At this point, most TKD practitioners entering into debates with TKD detractors say something like, "Well, that's not the way we train at MY school!" or "We 'crosstrain' at my school!" (such as in Hapkido) Well, that may be true, however, the VAST majority of TKD schools and practitioners that most of us have come into contact with don't. Further, to pick nits, if TKD is so all inclusive, why would one *need* to cross train? Shouldn't all the nessasary components already be there?
We will skip Philosophy since it is difficult to identify any particular philosophy associated specifically with TKD other then "Be a better person."
Finally, outside of the discussion of Philosophy, Strategy, and Techniques, we should discuss the "McDojang" (McDojo) phenomenon within TKD.

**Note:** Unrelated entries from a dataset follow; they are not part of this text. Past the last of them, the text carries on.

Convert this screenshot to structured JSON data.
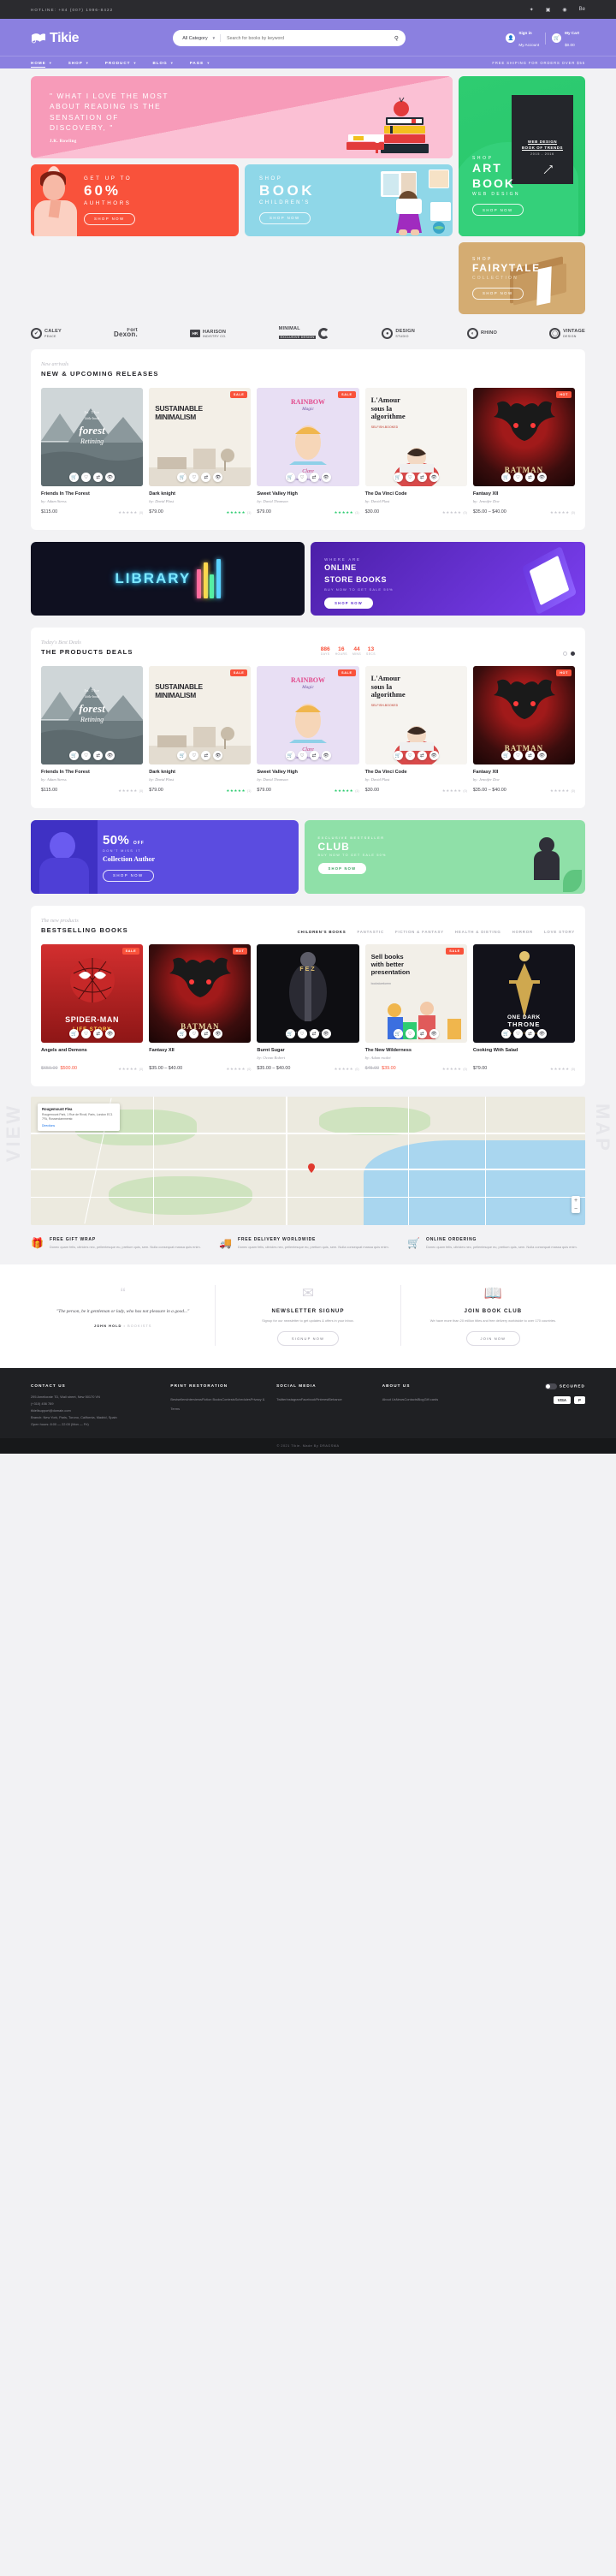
{
  "topbar": {
    "hotline": "HOTLINE: +84 (007) 1996-8422",
    "socials": [
      "twitter-icon",
      "instagram-icon",
      "dribbble-icon",
      "behance-icon"
    ],
    "social_glyphs": [
      "✓",
      "▣",
      "◉",
      "Be"
    ]
  },
  "header": {
    "logo_text": "Tikie",
    "category_label": "All Category",
    "search_placeholder": "Search for books by keyword",
    "account": {
      "line1": "Sign in",
      "line2": "My Account"
    },
    "cart": {
      "line1": "My Cart",
      "line2": "$0.00"
    }
  },
  "nav": {
    "items": [
      "HOME",
      "SHOP",
      "PRODUCT",
      "BLOG",
      "PAGE"
    ],
    "active": "HOME",
    "shipping_note": "FREE SHIPING FOR ORDERS OVER $55"
  },
  "hero": {
    "quote": {
      "lines": [
        "\" WHAT I LOVE THE MOST",
        "ABOUT READING IS THE",
        "SENSATION OF",
        "DISCOVERY, \""
      ],
      "author": "J.K. Rowling"
    },
    "red": {
      "t1": "GET UP TO",
      "t2": "60%",
      "t3": "AUHTHORS",
      "btn": "SHOP NOW"
    },
    "blue": {
      "t1": "SHOP",
      "t2": "BOOK",
      "t3": "CHILDREN'S",
      "btn": "SHOP NOW"
    },
    "green": {
      "t1": "SHOP",
      "t2_line1": "ART",
      "t2_line2": "BOOK",
      "t3": "WEB DESIGN",
      "btn": "SHOP NOW",
      "book_title_1": "WEB DESIGN",
      "book_title_2": "BOOK OF TRENDS",
      "book_years": "2015 - 2016"
    },
    "tan": {
      "t1": "SHOP",
      "t2": "FAIRYTALE",
      "t3": "COLLECTION",
      "btn": "SHOP NOW"
    }
  },
  "brands": [
    {
      "name": "CALEY",
      "sub": "PEACE",
      "icon": "shield-check-icon"
    },
    {
      "name": "Fort",
      "sub": "Dexon.",
      "icon": "wordmark-icon"
    },
    {
      "name": "HARISON",
      "sub": "INDISTRY CO.",
      "icon": "hr-badge-icon"
    },
    {
      "name": "MINIMAL",
      "sub": "EXCLUSIVE DESIGN",
      "icon": "c-mark-icon"
    },
    {
      "name": "DESIGN",
      "sub": "STUDIO",
      "icon": "pin-icon"
    },
    {
      "name": "RHINO",
      "sub": "",
      "icon": "rhino-icon"
    },
    {
      "name": "VINTAGE",
      "sub": "DESIGN",
      "icon": "ring-icon"
    }
  ],
  "new_releases": {
    "eyebrow": "New arrivals",
    "title": "NEW & UPCOMING RELEASES",
    "products": [
      {
        "name": "Friends In The Forest",
        "author": "by: Adam Stress",
        "price": "$115.00",
        "old_price": "",
        "rating": 5,
        "rating_color": "grey",
        "count": "(0)",
        "badge": "",
        "cover": "forest"
      },
      {
        "name": "Dark knight",
        "author": "by: David Plast",
        "price": "$79.00",
        "old_price": "",
        "rating": 5,
        "rating_color": "green",
        "count": "(1)",
        "badge": "SALE",
        "cover": "minimal"
      },
      {
        "name": "Sweet Valley High",
        "author": "by: David Thomson",
        "price": "$79.00",
        "old_price": "",
        "rating": 5,
        "rating_color": "green",
        "count": "(1)",
        "badge": "SALE",
        "cover": "rainbow"
      },
      {
        "name": "The Da Vinci Code",
        "author": "by: David Plast",
        "price": "$30.00",
        "old_price": "",
        "rating": 5,
        "rating_color": "grey",
        "count": "(0)",
        "badge": "",
        "cover": "lamour"
      },
      {
        "name": "Fantasy XII",
        "author": "by: Jennifer Doe",
        "price": "$35.00 – $40.00",
        "old_price": "",
        "rating": 5,
        "rating_color": "grey",
        "count": "(0)",
        "badge": "HOT",
        "cover": "batman"
      }
    ]
  },
  "promo_mid": {
    "library_text": "LIBRARY",
    "purple": {
      "t1": "WHERE ARE",
      "t2_line1": "ONLINE",
      "t2_line2": "STORE BOOKS",
      "t3": "BUY NOW TO GET SALE 50%",
      "btn": "SHOP NOW"
    }
  },
  "deals": {
    "eyebrow": "Today's Best Deals",
    "title": "THE PRODUCTS DEALS",
    "countdown": [
      {
        "num": "886",
        "lab": "DAYS"
      },
      {
        "num": "16",
        "lab": "HOURS"
      },
      {
        "num": "44",
        "lab": "MINS"
      },
      {
        "num": "13",
        "lab": "SECS"
      }
    ],
    "products": [
      {
        "name": "Friends In The Forest",
        "author": "by: Adam Stress",
        "price": "$115.00",
        "rating": 5,
        "rating_color": "grey",
        "count": "(0)",
        "badge": "",
        "cover": "forest"
      },
      {
        "name": "Dark knight",
        "author": "by: David Plast",
        "price": "$79.00",
        "rating": 5,
        "rating_color": "green",
        "count": "(1)",
        "badge": "SALE",
        "cover": "minimal"
      },
      {
        "name": "Sweet Valley High",
        "author": "by: David Thomson",
        "price": "$79.00",
        "rating": 5,
        "rating_color": "green",
        "count": "(1)",
        "badge": "SALE",
        "cover": "rainbow"
      },
      {
        "name": "The Da Vinci Code",
        "author": "by: David Plast",
        "price": "$30.00",
        "rating": 5,
        "rating_color": "grey",
        "count": "(0)",
        "badge": "",
        "cover": "lamour"
      },
      {
        "name": "Fantasy XII",
        "author": "by: Jennifer Doe",
        "price": "$35.00 – $40.00",
        "rating": 5,
        "rating_color": "grey",
        "count": "(0)",
        "badge": "HOT",
        "cover": "batman"
      }
    ]
  },
  "promo_bottom": {
    "indigo": {
      "percent": "50%",
      "off": "OFF",
      "t2": "DON'T MISS IT",
      "t3": "Collection Author",
      "btn": "SHOP NOW"
    },
    "mint": {
      "t1": "EXCLUSIVE BESTSELLER",
      "t2": "CLUB",
      "t3": "BUY NOW TO GET SALE 50%",
      "btn": "SHOP NOW"
    }
  },
  "bestselling": {
    "eyebrow": "The new products",
    "title": "BESTSELLING BOOKS",
    "tabs": [
      "CHILDREN'S BOOKS",
      "FANTASTIC",
      "FICTION & FANTASY",
      "HEALTH & DIETING",
      "HORROR",
      "LOVE STORY"
    ],
    "active_tab": "CHILDREN'S BOOKS",
    "products": [
      {
        "name": "Angels and Demons",
        "author": "",
        "price": "$500.00",
        "old_price": "$650.00",
        "rating": 5,
        "rating_color": "grey",
        "count": "(0)",
        "badge": "SALE",
        "cover": "spiderman"
      },
      {
        "name": "Fantasy XII",
        "author": "",
        "price": "$35.00 – $40.00",
        "old_price": "",
        "rating": 5,
        "rating_color": "grey",
        "count": "(0)",
        "badge": "HOT",
        "cover": "batman"
      },
      {
        "name": "Burnt Sugar",
        "author": "by: Ocean Robert",
        "price": "$35.00 – $40.00",
        "old_price": "",
        "rating": 5,
        "rating_color": "grey",
        "count": "(0)",
        "badge": "",
        "cover": "fez"
      },
      {
        "name": "The New Wilderness",
        "author": "by: Adam rocket",
        "price": "$39.00",
        "old_price": "$45.00",
        "rating": 5,
        "rating_color": "grey",
        "count": "(0)",
        "badge": "SALE",
        "cover": "sellbooks"
      },
      {
        "name": "Cooking With Salad",
        "author": "",
        "price": "$79.00",
        "old_price": "",
        "rating": 5,
        "rating_color": "grey",
        "count": "(0)",
        "badge": "",
        "cover": "throne"
      }
    ]
  },
  "map": {
    "side_left": "VIEW",
    "side_right": "MAP",
    "card_title": "Rougemount Flea",
    "card_lines": "Rougemount Park, 1 Rue de Rivoli, Paris, London EC1 7FA, Rossendammerstr.",
    "card_sub": "Leave review",
    "card_link": "Directions",
    "zoom_in": "+",
    "zoom_out": "−"
  },
  "features": [
    {
      "icon": "gift-icon",
      "title": "FREE GIFT WRAP",
      "desc": "Donec quam felis, ultricies nec, pellentesque eu, pretium quis, sem. Nulla consequat massa quis enim."
    },
    {
      "icon": "truck-icon",
      "title": "FREE DELIVERY WORLDWIDE",
      "desc": "Donec quam felis, ultricies nec, pellentesque eu, pretium quis, sem. Nulla consequat massa quis enim."
    },
    {
      "icon": "basket-icon",
      "title": "ONLINE ORDERING",
      "desc": "Donec quam felis, ultricies nec, pellentesque eu, pretium quis, sem. Nulla consequat massa quis enim."
    }
  ],
  "cta3": [
    {
      "icon": "quote-icon",
      "quote": "\"The person, be it gentleman or lady, who has not pleasure in a good...\"",
      "author": "JOHN HOLD",
      "author_sub": "• BOOKISTS",
      "title": "",
      "desc": "",
      "button": ""
    },
    {
      "icon": "envelope-icon",
      "quote": "",
      "author": "",
      "author_sub": "",
      "title": "NEWSLETTER SIGNUP",
      "desc": "Signup for our newsletter to get updates & offers in your inbox.",
      "button": "SIGNUP NOW"
    },
    {
      "icon": "book-icon",
      "quote": "",
      "author": "",
      "author_sub": "",
      "title": "JOIN BOOK CLUB",
      "desc": "We have more than 20 million titles and free delivery worldwide to over 170 countries.",
      "button": "JOIN NOW"
    }
  ],
  "footer": {
    "columns": [
      {
        "heading": "CONTACT US",
        "lines": [
          "295 Ameliorate TD, Wall street, New 50170 VN",
          "(+310) 456 789",
          "tikiellsupport@domain.com",
          "Branch: New York, Paris, Torono, California, Madrid, Spain",
          "Open hours: 8:00 — 22:00 (Mon — Fri)"
        ]
      },
      {
        "heading": "PRINT RESTORATION",
        "lines": [
          "Bestsellers",
          "Interviews",
          "Fiction Books",
          "Contests",
          "Schedules",
          "Privacy & Terms"
        ]
      },
      {
        "heading": "SOCIAL MEDIA",
        "lines": [
          "Twitter",
          "Instagram",
          "Facebook",
          "Pinterest",
          "Behance"
        ]
      },
      {
        "heading": "ABOUT US",
        "lines": [
          "About Us",
          "News",
          "Contacts",
          "Blog",
          "Gift cards"
        ]
      }
    ],
    "payment_label": "SECURED",
    "payment_chips": [
      "VISA",
      "P"
    ],
    "copyright": "© 2021 Tikie. Made By DRAGSMA"
  }
}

A McDojo/McDojang/McKwoon (whatever) is basically a school that will give out ranks simply to paying customers, no or little actual skill is required. it's purely and *solely* a money making venture. These schools are typically marked by certain characteristics. Among these are an extremely fast promotion rate to "Black Belt" often within two years (it should be noted that most other arts typically require 5-7 years to "Black Belt"), numerous (seemingly endless) Gup ranks (sub-black belt ranks - Kyu in Jap.) including variations within a rank (Its not uncommon to hear of "Second Grade 'Decided' Yellow Belt" in TKD and such like), lots of testing and associated / non-associated fees, long and expensive contracts (often "guaranteeing" Black Belt within a given period of time). In other words, it's basically a school scamming its students for money and making them believe it's teaching them how to effectively fight, yet, there is little legal recourse if this is true. There is no (nor should there be) government regulation or standards regarding teaching people how to "fight" yet it rankles many martial artists who feel that these unsuspecting students are being "taught" by a scam artist and really aren't learning anything even remotely effective (this launches into the age-old RMA debate on "what is effective").

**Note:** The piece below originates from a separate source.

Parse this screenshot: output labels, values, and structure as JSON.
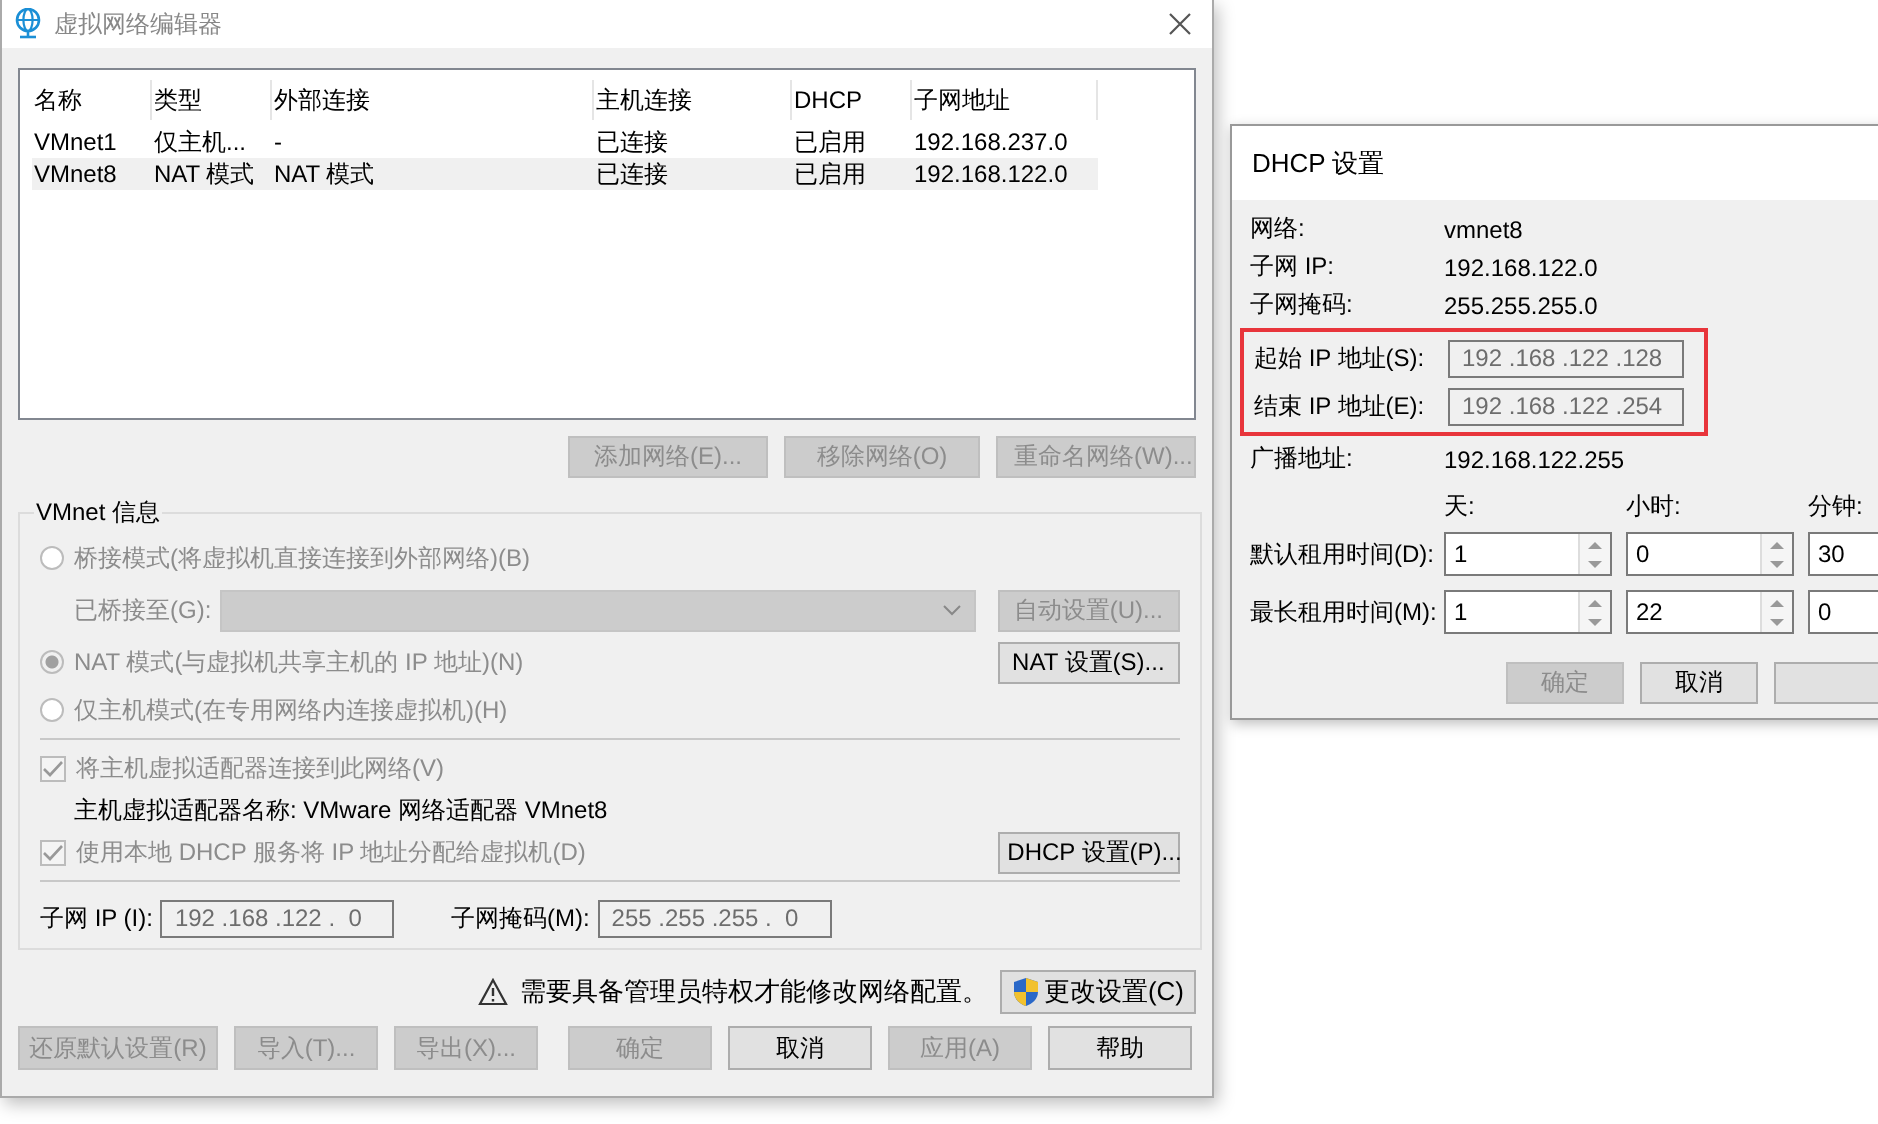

How does this apply to TKD? Well, perhaps it's just that TKD is more popular or there are more TKD schools on the average then any other style, but it seems that there is a HUGE number of TKD McDojangs turning out Black Belts who couldn't fight their way out of a wet paper bag and who are defeated by 13 year old girls (literally! as per a recent thread).
So, put all this together and I'm sure you can see why TKD takes so much bashing.